This is the official blog of Scott Swift. Here I will be discussing my stories, the writing process, ideas, etc.

Monday, April 11, 2011

"Where do your stories come from?"

Ok, one of my test readers saw the blog and sent me a question via email (he's too young to have an account on blogspot so his parents forwarded me the question). 

"Where do your stories come from?"

It's a pretty simple question, and one I planned to get to eventually, so here goes...

I can't speak to how other writers get their ideas, but for me at least, the stories have always kind of just "been there". I'll see something like a cool picture, or even an ad on TV, and BAM!  The story is there.    

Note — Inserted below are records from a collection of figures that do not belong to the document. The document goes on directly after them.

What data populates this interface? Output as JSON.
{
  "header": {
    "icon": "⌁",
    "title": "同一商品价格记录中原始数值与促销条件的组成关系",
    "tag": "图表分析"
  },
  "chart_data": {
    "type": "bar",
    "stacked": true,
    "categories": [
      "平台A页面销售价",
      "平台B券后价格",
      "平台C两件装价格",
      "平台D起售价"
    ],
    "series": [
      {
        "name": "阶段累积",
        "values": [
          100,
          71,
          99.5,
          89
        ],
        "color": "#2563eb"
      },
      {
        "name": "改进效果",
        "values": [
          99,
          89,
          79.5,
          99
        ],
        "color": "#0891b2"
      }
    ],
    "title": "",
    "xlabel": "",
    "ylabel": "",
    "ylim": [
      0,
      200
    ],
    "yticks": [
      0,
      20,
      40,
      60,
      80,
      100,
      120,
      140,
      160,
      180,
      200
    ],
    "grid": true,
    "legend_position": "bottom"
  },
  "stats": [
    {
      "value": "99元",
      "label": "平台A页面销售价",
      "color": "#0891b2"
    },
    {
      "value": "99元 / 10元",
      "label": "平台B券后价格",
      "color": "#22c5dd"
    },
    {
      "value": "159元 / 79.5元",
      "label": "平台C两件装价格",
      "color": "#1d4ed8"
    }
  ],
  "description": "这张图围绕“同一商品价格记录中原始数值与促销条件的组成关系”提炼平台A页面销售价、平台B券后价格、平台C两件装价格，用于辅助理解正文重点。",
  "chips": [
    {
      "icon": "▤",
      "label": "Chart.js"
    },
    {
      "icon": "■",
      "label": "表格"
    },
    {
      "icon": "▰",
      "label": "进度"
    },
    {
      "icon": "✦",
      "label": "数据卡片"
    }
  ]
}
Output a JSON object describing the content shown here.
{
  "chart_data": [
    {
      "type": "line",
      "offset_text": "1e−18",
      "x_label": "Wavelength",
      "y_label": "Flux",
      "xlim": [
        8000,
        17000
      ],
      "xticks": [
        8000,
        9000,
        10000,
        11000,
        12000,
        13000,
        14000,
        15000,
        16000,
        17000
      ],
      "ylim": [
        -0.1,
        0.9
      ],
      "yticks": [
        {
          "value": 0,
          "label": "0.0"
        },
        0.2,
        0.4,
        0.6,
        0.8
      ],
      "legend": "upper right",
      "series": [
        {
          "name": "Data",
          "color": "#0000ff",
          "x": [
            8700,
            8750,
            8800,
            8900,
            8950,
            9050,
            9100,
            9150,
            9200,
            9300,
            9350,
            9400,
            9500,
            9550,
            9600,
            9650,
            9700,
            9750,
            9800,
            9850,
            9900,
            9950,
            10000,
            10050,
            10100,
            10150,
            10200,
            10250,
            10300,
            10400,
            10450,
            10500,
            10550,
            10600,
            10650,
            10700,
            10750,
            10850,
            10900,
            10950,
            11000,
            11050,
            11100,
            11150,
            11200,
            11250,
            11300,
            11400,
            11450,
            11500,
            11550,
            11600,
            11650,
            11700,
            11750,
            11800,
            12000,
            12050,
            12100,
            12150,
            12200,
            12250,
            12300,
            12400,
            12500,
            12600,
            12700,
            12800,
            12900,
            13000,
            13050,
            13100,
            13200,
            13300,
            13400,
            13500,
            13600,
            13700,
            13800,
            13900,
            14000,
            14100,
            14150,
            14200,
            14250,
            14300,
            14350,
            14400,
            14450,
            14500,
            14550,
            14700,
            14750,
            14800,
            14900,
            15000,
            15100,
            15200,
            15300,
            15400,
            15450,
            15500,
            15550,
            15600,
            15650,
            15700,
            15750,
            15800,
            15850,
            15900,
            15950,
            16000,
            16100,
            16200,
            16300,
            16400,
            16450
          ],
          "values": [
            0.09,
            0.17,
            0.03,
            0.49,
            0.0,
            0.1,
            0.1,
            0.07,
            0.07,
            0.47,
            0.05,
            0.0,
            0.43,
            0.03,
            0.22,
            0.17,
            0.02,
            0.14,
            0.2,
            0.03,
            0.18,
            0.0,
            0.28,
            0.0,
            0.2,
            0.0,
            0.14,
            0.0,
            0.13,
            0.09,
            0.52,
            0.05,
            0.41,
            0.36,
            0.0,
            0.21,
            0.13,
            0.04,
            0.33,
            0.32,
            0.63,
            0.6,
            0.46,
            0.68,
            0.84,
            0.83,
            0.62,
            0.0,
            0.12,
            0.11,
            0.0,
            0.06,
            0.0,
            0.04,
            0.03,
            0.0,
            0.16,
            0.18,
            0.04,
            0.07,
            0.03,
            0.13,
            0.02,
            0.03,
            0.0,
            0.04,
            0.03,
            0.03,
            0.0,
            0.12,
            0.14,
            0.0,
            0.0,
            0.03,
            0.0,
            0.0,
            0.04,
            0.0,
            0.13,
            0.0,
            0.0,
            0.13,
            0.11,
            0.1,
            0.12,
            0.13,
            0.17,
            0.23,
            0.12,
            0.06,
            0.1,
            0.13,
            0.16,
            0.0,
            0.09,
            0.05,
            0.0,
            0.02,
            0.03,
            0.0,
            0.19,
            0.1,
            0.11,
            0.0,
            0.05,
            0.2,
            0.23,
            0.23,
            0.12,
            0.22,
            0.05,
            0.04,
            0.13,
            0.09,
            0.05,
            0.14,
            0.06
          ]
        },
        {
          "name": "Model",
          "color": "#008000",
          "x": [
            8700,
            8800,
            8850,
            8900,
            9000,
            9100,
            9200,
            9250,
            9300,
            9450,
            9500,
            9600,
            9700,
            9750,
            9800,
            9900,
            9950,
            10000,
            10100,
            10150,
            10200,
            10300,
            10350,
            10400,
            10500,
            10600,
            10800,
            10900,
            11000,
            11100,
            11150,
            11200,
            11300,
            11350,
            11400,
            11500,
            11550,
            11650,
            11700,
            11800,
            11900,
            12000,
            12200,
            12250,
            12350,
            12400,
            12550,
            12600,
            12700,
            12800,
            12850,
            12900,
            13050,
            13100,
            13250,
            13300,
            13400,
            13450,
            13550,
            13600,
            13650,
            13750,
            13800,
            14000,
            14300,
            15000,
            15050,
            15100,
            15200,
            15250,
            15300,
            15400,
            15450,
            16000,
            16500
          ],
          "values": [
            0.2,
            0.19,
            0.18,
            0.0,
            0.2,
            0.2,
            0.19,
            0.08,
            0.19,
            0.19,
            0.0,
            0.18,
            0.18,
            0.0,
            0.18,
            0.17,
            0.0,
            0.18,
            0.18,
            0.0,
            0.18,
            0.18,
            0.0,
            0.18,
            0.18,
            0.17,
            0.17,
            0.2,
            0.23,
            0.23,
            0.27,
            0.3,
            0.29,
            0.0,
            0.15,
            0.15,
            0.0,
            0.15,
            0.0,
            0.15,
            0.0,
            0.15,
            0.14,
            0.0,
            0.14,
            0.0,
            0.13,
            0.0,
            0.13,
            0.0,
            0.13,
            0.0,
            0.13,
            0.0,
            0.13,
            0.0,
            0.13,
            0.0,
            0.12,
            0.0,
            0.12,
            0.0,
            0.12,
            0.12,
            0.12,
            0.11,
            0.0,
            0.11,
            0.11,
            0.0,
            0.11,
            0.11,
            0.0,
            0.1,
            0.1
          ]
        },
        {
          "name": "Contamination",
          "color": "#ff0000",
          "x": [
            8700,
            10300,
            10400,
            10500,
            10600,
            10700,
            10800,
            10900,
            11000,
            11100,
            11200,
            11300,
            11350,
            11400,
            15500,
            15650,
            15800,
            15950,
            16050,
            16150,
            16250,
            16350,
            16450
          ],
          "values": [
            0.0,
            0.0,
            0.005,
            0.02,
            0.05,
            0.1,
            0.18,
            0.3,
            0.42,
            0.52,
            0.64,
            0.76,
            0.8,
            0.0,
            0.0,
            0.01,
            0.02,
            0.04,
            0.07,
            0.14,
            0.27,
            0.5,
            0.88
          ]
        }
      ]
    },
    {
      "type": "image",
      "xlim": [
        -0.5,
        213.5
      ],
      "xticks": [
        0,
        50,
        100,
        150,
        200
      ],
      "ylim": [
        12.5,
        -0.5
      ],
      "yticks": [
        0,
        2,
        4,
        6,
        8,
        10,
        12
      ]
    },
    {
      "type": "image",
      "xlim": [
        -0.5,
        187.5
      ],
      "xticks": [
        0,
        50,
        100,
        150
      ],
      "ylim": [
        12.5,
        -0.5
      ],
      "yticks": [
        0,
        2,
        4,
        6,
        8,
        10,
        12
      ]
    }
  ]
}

I do have some control over how things play out (the sequence of events for example), but major plot elements (a tiny house on the outside with a huge inside, who lives there, a magic birdcage, and a warning) are all "written in stone" for me so to speak. I’ve tried changing them but it just never works. 

When the salesman walks into a room, I know exactly what it looks like. I can see what color it is, what the furniture looks like, how many windows it has, and so on. I even know what it smells like. Same with the characters. I know exactly what they look like, what they sound like when they laugh, etc.

You might also be surprised to learn that even though I don't give the characters names, I do know their complete histories. I know the backgrounds of every character I've ever written about, even if they only appear in the story briefly. I know how many brothers and sisters they have, did they grow up rich or poor, how educated they are, etc. The whole she-bang. Again, all this information is just "there" for me. I do get to pick and choose how much of it to tell, which is a good thing I suppose because if I included everything I "know" about all the characters I'd never get to tell the story!

One last thing - I'm always learning new "stuff" about the salesman's world from the stories. It's probably the part of the writing process that I like best. For example, if you asked me last year "How do gargoyles have kids?" I would have said, "What the heck are you talking about??" But now that I'm writing a story that includes a bunch of gargoyles, I know *exactly* how they have kids (in case you're wondering, they have litters of 4-6 offspring like cats or dogs, but only once every 10 years). Now that bit of information might or might not make it into the story you read, but it's a "fact" about the salesman's world I know nonetheless.

Well, that's it for now. I hope I answered your question B----.